Abstract

Conformance monitoring supports UTM safety by observing if unmanned aircraft (UA) are adhering to declared operational intent. As a supporting system, robust cooperative tracking is critical. Nevertheless, tracking systems for UAS traffic management (UTM) are in an early stage and under-standardized, and existing literature hardly addresses the problem. To bridge this gap, this study aims to probabilistically evaluate the impact of the change in tracking performances on the effectiveness of conformance monitoring. We propose a Monte Carlo simulation-based method. To ensure a realistic simulation environment, we use a hybrid software-in-the-loop (SITL) scheme.

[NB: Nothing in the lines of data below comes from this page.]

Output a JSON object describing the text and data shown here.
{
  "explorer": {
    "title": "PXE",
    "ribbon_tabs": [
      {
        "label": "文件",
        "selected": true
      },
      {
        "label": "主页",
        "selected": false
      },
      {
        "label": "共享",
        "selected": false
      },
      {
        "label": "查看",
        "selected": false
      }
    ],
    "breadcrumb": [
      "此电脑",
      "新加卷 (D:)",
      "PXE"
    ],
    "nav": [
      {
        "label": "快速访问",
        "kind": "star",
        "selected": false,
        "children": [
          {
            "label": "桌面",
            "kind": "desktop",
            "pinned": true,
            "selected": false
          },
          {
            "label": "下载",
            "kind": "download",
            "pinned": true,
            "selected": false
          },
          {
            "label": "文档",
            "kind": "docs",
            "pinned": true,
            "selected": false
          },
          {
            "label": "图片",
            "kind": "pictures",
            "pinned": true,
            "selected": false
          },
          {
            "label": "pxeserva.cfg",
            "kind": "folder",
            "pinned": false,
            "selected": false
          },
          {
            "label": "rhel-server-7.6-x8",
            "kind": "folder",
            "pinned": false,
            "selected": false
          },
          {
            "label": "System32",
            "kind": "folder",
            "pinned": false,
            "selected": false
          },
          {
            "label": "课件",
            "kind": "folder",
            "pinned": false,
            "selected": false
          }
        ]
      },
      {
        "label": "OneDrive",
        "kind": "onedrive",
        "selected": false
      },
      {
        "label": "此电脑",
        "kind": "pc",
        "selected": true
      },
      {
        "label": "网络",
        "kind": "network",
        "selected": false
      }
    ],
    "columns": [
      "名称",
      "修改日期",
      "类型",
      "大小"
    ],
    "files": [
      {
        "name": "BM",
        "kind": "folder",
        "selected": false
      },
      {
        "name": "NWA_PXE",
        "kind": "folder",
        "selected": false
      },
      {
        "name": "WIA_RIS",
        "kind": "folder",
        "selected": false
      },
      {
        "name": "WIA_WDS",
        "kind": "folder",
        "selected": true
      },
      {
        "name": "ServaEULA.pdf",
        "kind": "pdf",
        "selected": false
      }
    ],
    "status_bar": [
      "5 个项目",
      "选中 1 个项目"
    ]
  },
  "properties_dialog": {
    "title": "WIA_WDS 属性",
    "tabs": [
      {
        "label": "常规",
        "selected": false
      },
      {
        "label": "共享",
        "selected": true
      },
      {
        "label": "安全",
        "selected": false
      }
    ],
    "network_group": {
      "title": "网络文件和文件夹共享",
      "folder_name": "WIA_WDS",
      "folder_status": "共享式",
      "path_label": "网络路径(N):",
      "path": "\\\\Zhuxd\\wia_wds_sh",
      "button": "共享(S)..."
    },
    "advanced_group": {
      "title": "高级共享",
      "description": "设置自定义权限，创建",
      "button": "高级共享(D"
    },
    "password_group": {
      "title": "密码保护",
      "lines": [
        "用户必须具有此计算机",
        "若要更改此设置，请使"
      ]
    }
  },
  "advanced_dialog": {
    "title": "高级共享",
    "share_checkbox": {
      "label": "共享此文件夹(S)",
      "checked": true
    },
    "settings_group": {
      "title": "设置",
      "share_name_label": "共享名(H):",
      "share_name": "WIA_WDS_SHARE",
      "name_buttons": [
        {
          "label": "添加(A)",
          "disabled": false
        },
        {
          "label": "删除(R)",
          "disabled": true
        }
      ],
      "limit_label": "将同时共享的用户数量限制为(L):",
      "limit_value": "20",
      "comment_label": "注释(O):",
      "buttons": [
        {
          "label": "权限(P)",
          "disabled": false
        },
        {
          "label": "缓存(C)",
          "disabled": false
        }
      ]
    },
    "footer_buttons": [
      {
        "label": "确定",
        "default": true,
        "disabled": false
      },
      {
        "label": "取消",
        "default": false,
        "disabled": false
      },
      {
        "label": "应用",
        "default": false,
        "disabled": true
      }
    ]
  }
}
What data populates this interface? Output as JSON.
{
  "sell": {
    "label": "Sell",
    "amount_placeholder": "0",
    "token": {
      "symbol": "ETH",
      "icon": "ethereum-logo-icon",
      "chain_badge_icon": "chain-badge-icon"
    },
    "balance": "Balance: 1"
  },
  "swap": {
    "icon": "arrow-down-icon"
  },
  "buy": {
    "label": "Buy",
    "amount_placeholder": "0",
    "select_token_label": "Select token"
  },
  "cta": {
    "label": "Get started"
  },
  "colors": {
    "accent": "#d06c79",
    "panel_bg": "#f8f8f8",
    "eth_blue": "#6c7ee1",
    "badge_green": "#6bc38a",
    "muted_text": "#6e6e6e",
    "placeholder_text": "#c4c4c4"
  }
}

The major uncertainties contributing to the stochastic evaluation are measured separately and are integrated into the final Monte Carlo simulation. Latency tests were conducted to assess the performance of different communication technologies for cooperative tracking. Flight technical error generation via SITL simulations and navigational system error generation based on flight experiments were employed to model UA trajectory uncertainty. Based on these tests, further Monte Carlo simulations were used to study the overall impacts of various tracking key performance indicators in UTM conformance monitoring. Results suggest that the extrapolation of UA position enables quicker non-conformance detection, but introduces greater variability in detection delay, and exacerbates the incidence of nuisance alerts and missed detections, particularly when latencies are high and velocity errors are severe. Recommendations for UA position update rates of ≥1 Hz remain consistent with previous studies, as investments in increasing the update rate do not lead to corresponding improvements in conformance monitoring performance according to simulation results.